Campylobacter, listeria, salmonella, E. coli, bovine spongiform encephalopathy. This is a brand new lexicon that has only come into common use in the last couple of decades.

Likewise, I never knew anyone who had food allergies. Now we have gluten problems, leaky gut syndrome, type 2 diabetes, and a runaway obesity epidemic. We’re overfed and undernourished. The USDA began telling us what to eat after World War II: hydrogenated fats, carbohydrates, margarine. Meanwhile, big food manufacturers loved that we were exiting the kitchen and giving them proxy status over our menus.

With the kitchen sufficiently demonized as a place where losers and under-achieving non-career women served, a broad food ignorance spread across the landscape. Economic wealth with rising incomes enabled the annual special meal out to morph into daily fast food and processed food service. Devoid of culinary artistry, the kitchen became simply a place to heat up TV dinners. Indeed, no society has ever had the luxury of abdicating a relationship with food this profoundly.

Gone were the nuances about taste, texture, and odor. Neat microwavable packaging with additives to stabilize, sterilize, and sanitize replaced the whole potato, the oven-cooked pot roast, and scratch baking. In food processing, chlorine became the chemical of choice as produce and meat became filthier coming from industrial farms with faster harvesting and growing techniques. Fecal contamination could be sterilized with enough chlorine, and it is used liberally today. Pink slime in ground beef, along with cheap fillers, created a whole new type of food.

Soft drinks replaced whole raw milk. Twinkies replace fried eggs and bacon. Packaged whole meals in Styrofoam clamshells replaced domestic culinary arts. Food was no longer prepared, processed, packaged, and preserved in the home. Those domestic skills were farmed out to professional food manufacturers with laboratories, high fructose corn syrup, monosodium glutamate, and a host of more unpronounceable terms. As American culture unleashed itself from an ecological umbilical, we became profoundly ignorant and began fearing the unknown.”
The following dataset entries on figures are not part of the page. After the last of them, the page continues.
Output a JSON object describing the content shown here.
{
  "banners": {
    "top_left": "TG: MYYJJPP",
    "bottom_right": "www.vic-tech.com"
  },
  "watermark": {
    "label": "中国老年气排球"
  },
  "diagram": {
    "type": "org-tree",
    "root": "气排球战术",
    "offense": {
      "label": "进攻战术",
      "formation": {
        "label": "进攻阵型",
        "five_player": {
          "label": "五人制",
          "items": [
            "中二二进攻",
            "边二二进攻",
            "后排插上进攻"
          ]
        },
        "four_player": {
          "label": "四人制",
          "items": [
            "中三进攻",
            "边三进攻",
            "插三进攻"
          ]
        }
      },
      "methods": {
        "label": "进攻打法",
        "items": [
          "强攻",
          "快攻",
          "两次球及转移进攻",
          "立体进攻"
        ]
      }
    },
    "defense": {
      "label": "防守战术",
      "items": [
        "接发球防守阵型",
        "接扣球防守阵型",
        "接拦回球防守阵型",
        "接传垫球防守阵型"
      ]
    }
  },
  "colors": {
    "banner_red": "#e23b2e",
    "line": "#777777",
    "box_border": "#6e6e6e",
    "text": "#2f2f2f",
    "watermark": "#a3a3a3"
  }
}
I don’t necessarily take to everything Joel has to say in his writings, but the above diatribe hits the nail on the head. We all have a tendency to distrust or fear something we know little or nothing about, don’t we?

How do we get over our fears? I would suggest food fears are like any other aspect of things we’re unsure about. Practice. Practice food craft. We touch it, smell it, examine it, read about it, and prepare it. We embrace a physical partnership with our food.

Here at Freedom Acres, we faced the similar fears and misgivings whenever we considered adding additional enterprises to our farm to create a viable business. Whether it was producing all-grass dairy, 100% grass-fed grass-finished beef, pastured chicken (and turkey), pastured hogs – and now again raising hogs in woodlots. I am always skeptical of the nuts and bolts of it, and always harbor a fear of failure to an extent. But I have found that if we forge ahead on a small scale – for a degree of safety – many of our qualms turn out to be far less formidable than we envisioned them. Of course we have made mistakes – and still do, but the mistakes usually turn out to be the things we learn best to avoid in the future. As the old adage says, experience is the best teacher.

We believe a sense of fulfillment and empowerment follows when we grasp the challenge of the unknown, study the risk, yes; but forge ahead with the knowledge we have at the moment and learn as we go.